For the Act on General Product Safety to fully comply with EU law, an amendment has been adopted to extend the range of products covered by the Act. These now include products that are not primarily intended for sale to the consumer, but can reasonably be expected to be used by consumers. An important issue is, in particular, the definition of product safety criteria and the sequence of its application. What is also important is a more precise definition of the rules for product designation and the introduction of an obligation to inform the consumer about the safe handling of products in the event of potential risk. Last but not least, the powers of the supervisory authority have been further defined and extended. Supervisory authorities may now order a manufacturer or distributor to accept an unsafe product back from a consumer.

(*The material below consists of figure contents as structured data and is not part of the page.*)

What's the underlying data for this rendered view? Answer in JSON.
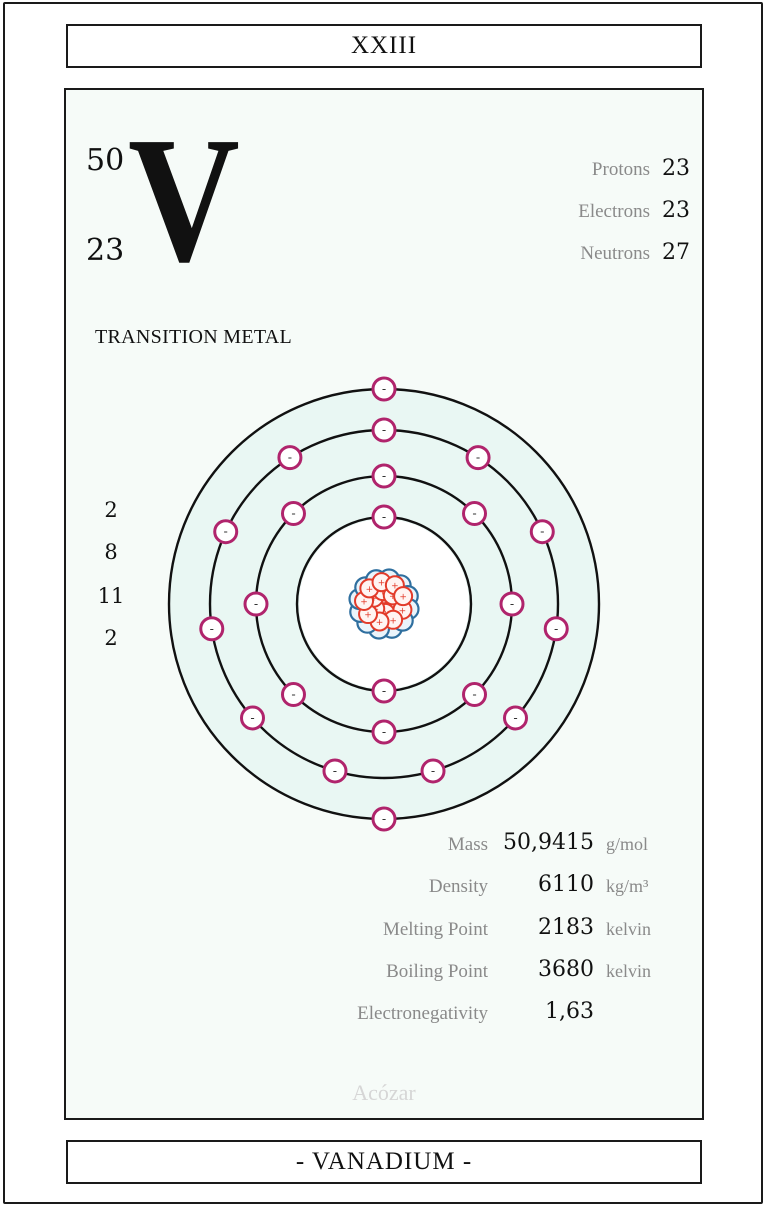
{
  "card": {
    "number": "XXIII",
    "name": "- VANADIUM -",
    "author": "Acózar"
  },
  "element": {
    "symbol": "V",
    "mass_number": "50",
    "atomic_number": "23",
    "category": "TRANSITION METAL"
  },
  "particles": [
    {
      "label": "Protons",
      "value": "23"
    },
    {
      "label": "Electrons",
      "value": "23"
    },
    {
      "label": "Neutrons",
      "value": "27"
    }
  ],
  "shells": [
    "2",
    "8",
    "11",
    "2"
  ],
  "diagram": {
    "electron_sign": "-",
    "proton_sign": "+",
    "colors": {
      "electron": "#b0246c",
      "proton": "#e23b2a",
      "neutron": "#2f6f9f",
      "orbit": "#111111",
      "orbit_fill": "#e9f7f3"
    }
  },
  "properties": [
    {
      "label": "Mass",
      "value": "50,9415",
      "unit": "g/mol"
    },
    {
      "label": "Density",
      "value": "6110",
      "unit": "kg/m³"
    },
    {
      "label": "Melting Point",
      "value": "2183",
      "unit": "kelvin"
    },
    {
      "label": "Boiling Point",
      "value": "3680",
      "unit": "kelvin"
    },
    {
      "label": "Electronegativity",
      "value": "1,63",
      "unit": ""
    }
  ]
}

They may also restrict a product launch, order a product to be withdrawn or accepted back if they have proof that, despite compliance with the applicable regulations, the product is not safe. 

Product liability

The law already contains a provision according to which, on the day of the Czech Republic's accession to the EU, the manufacturer shall compensate damage to a product for which he is liable with a lower threshold only in the amount of EUR 500, translated by the exchange rate of the foreign exchange market, as announced by the Czech national bank for the day on which the damage arose or was ascertained. Consequently the reference to the threshold of CZK 5,000 will disappear.

Sale of goods

Most of the provisions were already adopted and are effective. There are 2 exceptions in relation to timesharing contracts, which will come into effect on accession:

  • the Czech Civil Code currently protects consumers where the shared real estate is situated in the territory of the Czech Republic. After accession, the same protection will be granted if the real estate is situated within the territory of the EU
  • the consumer's right to choose the language when the timesharing contracts are concluded with a consumer from an EU member state will become effective on accession.

What can you do to ensure you comply with the new law and prepare for accession?

  • check whether any products you sell are governed by specific safety regulations
  • review your standard agreements with customers to make sure they are compliant with the law; and
  • review the relationship with your customers and ensure they are properly informed.